Tuesday, March 2, 2010

The Farmville Files: An Urban Rural Perspective

Further Findings by Ian Halbert

Exhibit G: Further evidence can be found in Industrial Food’s “Supermarket Pastoral” – Michael Pollan’s term for the images of rustic barns, cows and farmers used to sell us our heavily processed and industrialized meat and produce.

Exhibit H: But farms have a fighting chance, due in large part to a renewed interest in food and agricultural issues in urban areas. There is a movement to bring the country to the city with vertical gardening and there is also a healthy cohort of young urbanites actually leaving the city for rural areas to revive lost food arts or agricultural practices. Wendell Berry would be the best example of setting a trend years before it became one, by leaving NYC for the confines of Port Royal, KY. Others have followed in suit, if not in style: we have no other comparable body of moral and agrarian writing. Nevertheless, over the years, we have been getting better and better pork, cheese and produce from those willing to take up again responsible agriculture and animal husbandry.

You can find a good deal of that artisanal cheese at Formaggio Kitchen. For a brief while, I volunteered on weekends at Formaggio here in Cambridge, MA. Formaggio is easily the largest and most well-regarded cheesemonger in the United States, with an average of almost 300 cheeses from across Europe and the United States regularly in stock, many of which are exclusive to Formaggio. It is also the only cheesemonger in the U.S. which has a cheese cave for aging and finishing the cheeses (a process called affinage, during which every wheel of cheese must be weekly turned and the cave scrubbed of all cheese mites – a chore I have had the pleasure of doing). You can take a video tour of the store here (mid-page).

Exhibit I: Among the American producers whose cheese Forgaggio carries is Twig Farm, located in Vermont and started by Michael Lee and Emily Sunderman. Mr. Lee got his start in cheese managing Formaggio’s sister store in Boston’s South End, before the pair headed north for more rustic digs. 

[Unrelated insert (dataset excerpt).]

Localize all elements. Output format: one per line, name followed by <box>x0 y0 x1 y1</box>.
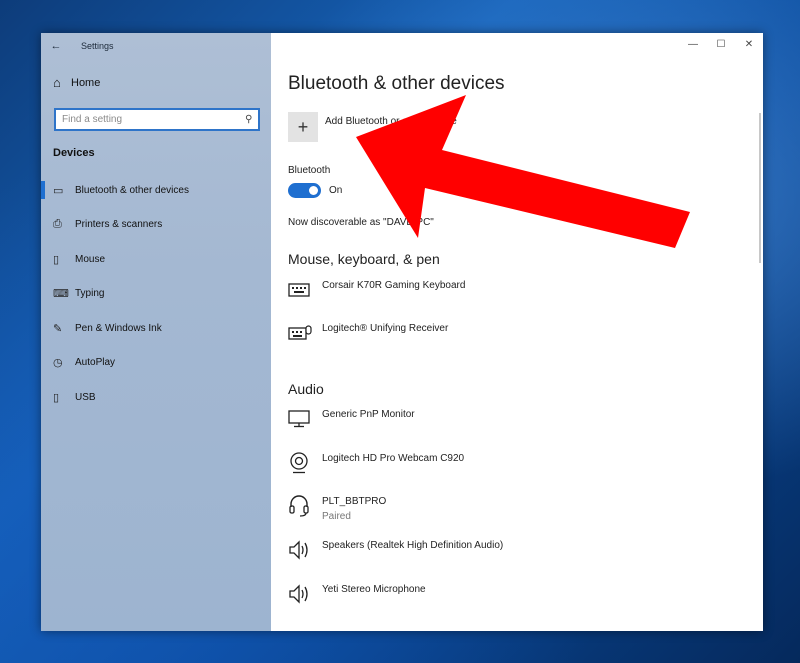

Exhibit J: This phenomenon surrounding cheese is most vividly described by the author Brad Kessler in his wonderful book Goatsong. Mr. Kessler himself left NYC for Vermont to raise goats and make cheese. Part memoir, part history lesson, Goatsong catalogues Kessler’s trouble and joy in raising goats and making cheese. Though the opportunity for Romanticism abounds, Kessler does not skimp on the details of the actual dirt of rural work – as in the following excerpt from his adventure in finding a bull goat to mate with his does:

“Mary Beth approached Goliath. He eyed the does on the opposite side of the fence. Then he reached back toward his stiffened penis, lifted a hind leg, and shot urine into his mouth. Urine dripped down his beard, and he turned and stared at Mary Beth" (pp. 27-28).

From this episode, Kessler goes on to discuss the derivation of the word “horny” and the Graeco-Roman god Pan, famous for his licentiousness. It is a particular strength of Kessler’s book that such episodes of agricultural realia are followed by explorations of the philological, literary, artistic or cultural history of agriculture. The title itself points us toward that end: goatsong is a literal approximation of the Greek word tragoidia or our tragedy. Kessler’s point of view – one shared by an increasing number of urban people – is that art is a product of its environment. Who knows, perhaps among the Vermont cheesemakers there skulks a second Hesiod or Vergil!